Mon ennemi intime, le documentaire que Werner Herzog vient de consacrer à la relation d’amour (professionnel) et de haine (très personnelle) qui l’a lié à Klaus Kinski, est un film à l’image du regretté acteur: discutable, mais fascinant, troublant et unique.
Le mélange de malaise et de séduction qu’exerce ce film est évidemment d’abord imputable à Kinski lui-même: cet étrange «monstre» (où le monstrueux rejoignait le sacré), qui passera sans doute à l’histoire plus pour le personnage qu’il semblait être – un fou génial à tête de gargouille, au regard possédé et au caractère de chien – que pour les rôles qu’il incarna au fil d’une carrière cinématographique essentiellement motivée par l’appât du gain (il ne s’en cachait d’ailleurs pas). Mais le mélange de fascination et de trouble qu’exerce ce documentaire atypique vient aussi du regard d’Herzog, et de ce que ce portrait révèle de lui.
Depuis le jour où le hasard l’amena (à l’âge de 12 ans!) à assister à la crise de rage d’un voisin nommé Klaus Kinski, Werner Herzog a développé une fascination de plus en plus complexe (et difficile à vivre) pour celui qui deviendrait la vedette de cinq de ses films: Aguirre, la colère de Dieu, Woyzeck, Fitzcarraldo, Nosferatu et Cobra Verde.

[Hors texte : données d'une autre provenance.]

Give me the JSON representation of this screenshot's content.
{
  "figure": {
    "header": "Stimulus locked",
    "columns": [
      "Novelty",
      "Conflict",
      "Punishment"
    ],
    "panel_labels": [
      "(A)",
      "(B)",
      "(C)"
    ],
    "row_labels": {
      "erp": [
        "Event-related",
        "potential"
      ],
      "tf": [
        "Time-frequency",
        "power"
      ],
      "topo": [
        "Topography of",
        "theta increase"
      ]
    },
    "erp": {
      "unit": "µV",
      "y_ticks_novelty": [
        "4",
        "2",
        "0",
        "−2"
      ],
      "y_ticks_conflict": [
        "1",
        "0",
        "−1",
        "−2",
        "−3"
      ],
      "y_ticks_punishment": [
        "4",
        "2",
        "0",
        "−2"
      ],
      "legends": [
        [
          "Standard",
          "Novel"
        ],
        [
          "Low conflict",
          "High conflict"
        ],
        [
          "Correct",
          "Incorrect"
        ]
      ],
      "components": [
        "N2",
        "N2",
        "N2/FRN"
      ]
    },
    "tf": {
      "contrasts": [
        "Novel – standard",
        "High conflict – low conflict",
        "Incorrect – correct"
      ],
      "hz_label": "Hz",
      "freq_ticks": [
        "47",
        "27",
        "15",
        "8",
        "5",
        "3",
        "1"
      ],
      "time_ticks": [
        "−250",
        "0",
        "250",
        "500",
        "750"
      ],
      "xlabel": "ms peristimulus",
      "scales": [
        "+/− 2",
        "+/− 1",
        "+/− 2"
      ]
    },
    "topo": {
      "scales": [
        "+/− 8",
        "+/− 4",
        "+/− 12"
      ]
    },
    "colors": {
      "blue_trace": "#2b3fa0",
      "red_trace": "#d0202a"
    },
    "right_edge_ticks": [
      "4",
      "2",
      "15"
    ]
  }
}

Mon ennemi intime n’est donc pas un portrait objectif de Kinski, et ne prétend surtout pas l’être. Herzog ne nous donne presque aucun repère biographique, n’interviewe aucun des amis de l’acteur ou des membres de sa famille, et se borne (ce qui est déjà beaucoup!) à évoquer avec quelques collègues (dont les actrices Claudia Cardinale et Eva Mattes) les conflits qui ont entouré leurs collaborations artistiques. Extraits de tournage et témoignages à l’appui, il nous raconte comment Kinski a failli fendre le crâne d’un figurant avec son épée; la fois où il en tua presque un autre d’un coup de pistolet (le pauvre homme perdit tout de même un doigt!); et celle où Herzog, à bout de nerfs, faillit mettre lui-même le feu à la maison de Kinski…
Mais cette succession d’incidents tragi-comiques, toujours divertissants (déjà évoqués dans le très beau Burden of Dreams, de Les Blank), frappe trop souvent une seule et même note: «Nous étions fous, mais nous faisions de bons films ensemble…». Heureusement, l’affection refoulée, ambiguë, mais néanmoins communicative qu’Herzog éprouve pour son «ami» traverse aussi l’écran, et donne lieu à quelques moments de cinéma étonnamment émouvants, par exemple, les derniers plans du film.
Curieux making of d’une relation maso-artistique, Mon ennemi intime pose aussi implicitement la question de ce qui est arrivé au génie de Werner Herzog, un «incontournable» du cinéma des années 70, qui a presque disparu depuis la fin des années 80. On se demande d’ailleurs forcément, en voyant ce premier long métrage d’Herzog depuis la mort de Kinski, si son «ennemi intime» n’a pas emporté son cinéma avec lui. Et si ce portrait – aussi double qu’ambigu (à la fois mot d’amour et lettre empoisonnée) – n’est pas une ultime tentative pour le retrouver.